Ein Verletzerzuschlag ist grundsätzlich nicht zu gewähren, auch nicht auf der Grundlage der europäischen Urheberrechtsrichtlinie (RL 2004/48/EG). Ausnahmen gelten nur dort, etwa zugunsten der GEMA, wo die Rechtsverfolgung systematisiert ist und damit erhebliche objektive Kosten zur Kontrolle und Überwachung von Rechtsverletzungen anfallen.

Berechnung des Schadensersatzanspruch – Wahlrecht des Geschädigten

Bei einer Urheberrechtsverletzung stehen dem Geschädigten grundsätzlich drei Methoden zur Verfügung, seinen Schaden zu berechnen: entgangener Gewinn, Herausgabe des Verletzergewinns oder Berechnung nach der Lizenzanalogie.

Wer die Wahl hat, hat die Qual. Dem ist nicht so im Urheberrecht. Das Wahlrecht des Geschädigten, sich für eine Berechnungsmethode zu entscheiden, erlischt erst mit Erfüllung bzw. rechtskräftiger Zuerkennung des Anspruchs (BGH GRUR 1993, 55 – Tchibo/Rolex II; OLG Düsseldorf GRUR-RR 2006, 383 – Berechnungswechsel).

In der Praxis heißt das, dass der Geschädigte seiner Zahlungsklage eine Berechnungsmethode zugrunde legen kann, ohne sich damit festlegen zu müssen. Kommen neue Informationen im Verfahren zu Tage, kann er ohne eine förmliche Klageänderung eine neue Berechnungsmethode anwenden.

Relevant für Urheberrechtsverletzungen bei AGB ist trotz alledem fast ausschließlich die Berechnung des Schadens anhand eines fiktiven Lizenzentgelts.

Es wird also ermittelt, welches Lizenzentgelt ein vernünftiger Lizenzgeber anstelle des Geschädigten mit einem vernünftigen Lizenznehmer anstelle des Schädigers vereinbart hätte. Bei dieser fingierten Lizenz wird außer Acht gelassen, dass die Gerichtsentscheidung den Schädiger davon abhält, die AGB weiter zu verwenden. Denn dieser Geschehensablauf wird gerade nur durch die Widerrechtlichkeit der Verwendung ausgelöst .

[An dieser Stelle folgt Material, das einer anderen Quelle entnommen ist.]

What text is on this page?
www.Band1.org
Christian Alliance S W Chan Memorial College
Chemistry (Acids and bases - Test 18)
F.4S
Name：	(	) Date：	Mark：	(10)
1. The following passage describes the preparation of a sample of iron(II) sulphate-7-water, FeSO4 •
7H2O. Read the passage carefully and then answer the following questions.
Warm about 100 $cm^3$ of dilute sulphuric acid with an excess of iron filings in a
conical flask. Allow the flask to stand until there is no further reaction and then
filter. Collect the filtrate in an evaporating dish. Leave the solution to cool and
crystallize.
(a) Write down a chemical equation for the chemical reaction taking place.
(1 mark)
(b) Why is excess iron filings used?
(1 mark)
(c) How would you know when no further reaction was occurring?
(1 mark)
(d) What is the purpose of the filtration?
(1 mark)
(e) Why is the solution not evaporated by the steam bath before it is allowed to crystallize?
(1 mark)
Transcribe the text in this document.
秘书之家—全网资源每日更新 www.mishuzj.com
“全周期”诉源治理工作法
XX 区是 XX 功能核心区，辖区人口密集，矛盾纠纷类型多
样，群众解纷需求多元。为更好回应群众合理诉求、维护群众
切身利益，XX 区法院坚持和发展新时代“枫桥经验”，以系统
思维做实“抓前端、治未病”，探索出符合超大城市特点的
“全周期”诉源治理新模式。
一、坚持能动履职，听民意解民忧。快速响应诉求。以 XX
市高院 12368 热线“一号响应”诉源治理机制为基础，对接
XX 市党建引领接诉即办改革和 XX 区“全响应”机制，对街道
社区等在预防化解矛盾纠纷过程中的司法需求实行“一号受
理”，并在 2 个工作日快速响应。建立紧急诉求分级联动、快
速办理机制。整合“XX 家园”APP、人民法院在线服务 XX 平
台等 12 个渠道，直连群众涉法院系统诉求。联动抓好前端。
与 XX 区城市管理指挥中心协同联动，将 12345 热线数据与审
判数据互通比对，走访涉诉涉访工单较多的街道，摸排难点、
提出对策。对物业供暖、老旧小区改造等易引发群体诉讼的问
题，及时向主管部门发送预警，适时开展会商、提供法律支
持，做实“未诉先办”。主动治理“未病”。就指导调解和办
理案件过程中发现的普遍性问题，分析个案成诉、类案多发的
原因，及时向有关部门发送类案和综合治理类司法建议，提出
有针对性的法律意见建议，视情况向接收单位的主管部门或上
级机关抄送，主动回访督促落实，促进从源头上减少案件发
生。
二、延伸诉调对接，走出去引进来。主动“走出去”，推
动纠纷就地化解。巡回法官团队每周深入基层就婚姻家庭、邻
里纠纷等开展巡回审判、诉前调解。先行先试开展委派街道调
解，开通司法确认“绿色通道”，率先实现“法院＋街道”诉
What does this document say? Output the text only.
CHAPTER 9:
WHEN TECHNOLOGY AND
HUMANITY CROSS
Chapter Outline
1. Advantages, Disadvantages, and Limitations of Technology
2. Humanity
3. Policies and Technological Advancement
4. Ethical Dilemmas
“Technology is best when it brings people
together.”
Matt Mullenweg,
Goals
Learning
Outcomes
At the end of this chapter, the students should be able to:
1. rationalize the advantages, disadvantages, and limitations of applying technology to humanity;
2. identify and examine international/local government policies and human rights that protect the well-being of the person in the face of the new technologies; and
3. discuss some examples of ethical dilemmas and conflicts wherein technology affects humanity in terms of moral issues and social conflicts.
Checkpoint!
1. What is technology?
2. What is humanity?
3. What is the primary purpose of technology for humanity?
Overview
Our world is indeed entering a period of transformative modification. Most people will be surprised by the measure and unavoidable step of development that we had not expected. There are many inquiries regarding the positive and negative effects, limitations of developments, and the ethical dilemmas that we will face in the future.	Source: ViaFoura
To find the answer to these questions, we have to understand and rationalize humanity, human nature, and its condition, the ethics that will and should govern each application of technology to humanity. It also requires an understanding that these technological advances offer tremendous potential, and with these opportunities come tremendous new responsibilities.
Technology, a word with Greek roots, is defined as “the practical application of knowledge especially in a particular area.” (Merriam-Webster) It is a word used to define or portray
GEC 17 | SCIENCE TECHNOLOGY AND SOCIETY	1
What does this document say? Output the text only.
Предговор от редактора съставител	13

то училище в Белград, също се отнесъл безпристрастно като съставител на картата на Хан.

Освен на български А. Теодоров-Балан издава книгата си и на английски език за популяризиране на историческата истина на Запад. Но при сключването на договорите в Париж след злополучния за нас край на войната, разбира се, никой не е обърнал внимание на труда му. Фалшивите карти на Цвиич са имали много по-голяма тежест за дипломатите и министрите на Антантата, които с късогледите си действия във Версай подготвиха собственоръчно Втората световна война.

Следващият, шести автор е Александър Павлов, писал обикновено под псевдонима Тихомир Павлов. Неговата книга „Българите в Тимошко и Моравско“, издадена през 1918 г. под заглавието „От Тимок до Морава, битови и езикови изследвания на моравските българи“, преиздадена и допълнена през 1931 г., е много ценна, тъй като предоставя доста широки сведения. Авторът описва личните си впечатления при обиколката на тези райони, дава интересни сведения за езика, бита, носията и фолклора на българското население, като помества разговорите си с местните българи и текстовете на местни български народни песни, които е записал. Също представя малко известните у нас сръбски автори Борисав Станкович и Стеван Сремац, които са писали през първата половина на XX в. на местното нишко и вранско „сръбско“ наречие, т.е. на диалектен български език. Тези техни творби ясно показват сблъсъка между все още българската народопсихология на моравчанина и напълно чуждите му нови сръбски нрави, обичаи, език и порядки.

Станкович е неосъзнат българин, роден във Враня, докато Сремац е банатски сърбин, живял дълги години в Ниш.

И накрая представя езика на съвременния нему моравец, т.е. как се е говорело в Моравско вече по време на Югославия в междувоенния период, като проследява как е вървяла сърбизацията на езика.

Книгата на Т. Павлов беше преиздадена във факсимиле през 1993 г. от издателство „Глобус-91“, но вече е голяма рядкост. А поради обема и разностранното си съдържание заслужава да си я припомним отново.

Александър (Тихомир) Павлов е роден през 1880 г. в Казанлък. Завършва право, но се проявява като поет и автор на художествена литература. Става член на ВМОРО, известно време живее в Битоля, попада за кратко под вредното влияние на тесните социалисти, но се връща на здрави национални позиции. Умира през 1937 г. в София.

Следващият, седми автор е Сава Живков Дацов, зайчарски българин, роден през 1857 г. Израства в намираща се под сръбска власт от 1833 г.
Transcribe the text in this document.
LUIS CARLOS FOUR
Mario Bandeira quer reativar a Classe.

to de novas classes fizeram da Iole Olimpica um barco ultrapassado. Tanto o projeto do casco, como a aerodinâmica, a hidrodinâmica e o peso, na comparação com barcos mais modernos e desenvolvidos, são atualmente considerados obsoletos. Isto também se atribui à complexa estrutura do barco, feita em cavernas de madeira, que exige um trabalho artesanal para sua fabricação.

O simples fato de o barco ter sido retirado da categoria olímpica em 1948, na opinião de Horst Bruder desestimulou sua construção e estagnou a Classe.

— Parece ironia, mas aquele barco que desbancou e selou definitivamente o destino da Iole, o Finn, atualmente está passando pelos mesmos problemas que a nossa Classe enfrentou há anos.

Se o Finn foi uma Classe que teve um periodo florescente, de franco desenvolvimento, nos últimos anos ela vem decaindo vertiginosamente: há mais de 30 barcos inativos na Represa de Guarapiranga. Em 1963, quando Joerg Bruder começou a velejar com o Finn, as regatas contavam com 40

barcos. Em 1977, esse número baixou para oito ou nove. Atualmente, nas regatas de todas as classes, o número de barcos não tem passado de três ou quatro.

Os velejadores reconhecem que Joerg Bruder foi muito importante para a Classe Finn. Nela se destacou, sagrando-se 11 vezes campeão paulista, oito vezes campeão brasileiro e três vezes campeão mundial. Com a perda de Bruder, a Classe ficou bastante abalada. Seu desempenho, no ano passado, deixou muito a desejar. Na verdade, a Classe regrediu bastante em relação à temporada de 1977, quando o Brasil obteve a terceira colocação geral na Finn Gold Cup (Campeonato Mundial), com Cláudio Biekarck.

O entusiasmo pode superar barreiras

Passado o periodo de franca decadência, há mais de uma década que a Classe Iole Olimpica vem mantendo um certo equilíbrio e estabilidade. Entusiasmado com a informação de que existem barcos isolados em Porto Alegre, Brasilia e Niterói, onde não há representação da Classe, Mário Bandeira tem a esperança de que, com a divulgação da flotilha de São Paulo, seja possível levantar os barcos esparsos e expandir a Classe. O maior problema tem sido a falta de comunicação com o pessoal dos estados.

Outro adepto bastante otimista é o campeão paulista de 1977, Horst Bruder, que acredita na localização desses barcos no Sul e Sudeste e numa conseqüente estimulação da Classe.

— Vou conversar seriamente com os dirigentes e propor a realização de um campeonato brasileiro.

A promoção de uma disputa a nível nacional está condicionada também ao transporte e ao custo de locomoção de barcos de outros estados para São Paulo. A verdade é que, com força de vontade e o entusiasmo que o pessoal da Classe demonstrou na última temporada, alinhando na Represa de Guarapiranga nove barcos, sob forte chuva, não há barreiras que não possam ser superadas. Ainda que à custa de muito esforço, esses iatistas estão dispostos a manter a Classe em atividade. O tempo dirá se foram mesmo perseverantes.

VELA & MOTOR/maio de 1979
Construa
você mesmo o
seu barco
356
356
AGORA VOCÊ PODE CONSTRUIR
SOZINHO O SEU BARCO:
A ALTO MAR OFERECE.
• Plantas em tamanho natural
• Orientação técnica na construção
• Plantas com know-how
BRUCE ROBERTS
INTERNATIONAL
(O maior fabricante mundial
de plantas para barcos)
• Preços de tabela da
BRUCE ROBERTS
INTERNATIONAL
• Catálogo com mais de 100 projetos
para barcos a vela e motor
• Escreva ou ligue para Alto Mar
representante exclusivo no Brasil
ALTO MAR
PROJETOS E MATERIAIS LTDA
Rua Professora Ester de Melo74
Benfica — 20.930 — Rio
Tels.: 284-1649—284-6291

Grundlage für die Berechnung ist deshalb häufig ein längerer Zeitraum, z.B. von einem Jahr. Im jüngsten Urteil des LG Köln vom 8.8.2013 (Aktenzeichen 137 C 568/12) ergab das für 12 Monate 615 €. Die Anwaltskanzlei berechnete im Mittel 102,50 € monatlich nach der Erstellung der AGB. Das Gericht schätzte aber, dass etwa 50 % für die Aktualisierung der AGB und die Übernahme der entsprechenden Haftungsrisiken anfielen und diese Leistungen vom Schädiger nicht gewollt waren.

Fazit           

Vor allem von Kleinunternehmern wird die AGB-Erstellung als Möglichkeit begriffen, Kosten einzusparen. Deswegen ist es gängige Praxis, die AGB eines Konkurrenten zu kopieren. Wer sich vor schlafenden Kosten in Form von Lizenzentgelten, die später eingefordert werden könnten, schützen möchte, sollte die AGB zumindest etwas umformulieren. Am besten aber ist, man investiert in eine anwaltliche Beratung, da die AGB Grundlage jedes geschäftlichen Handelns sind und vor weiteren unkalkulierbaren Kosten schützen. Falls doch etwas passiert, kann man den Anwalt in die Haftung einbeziehen.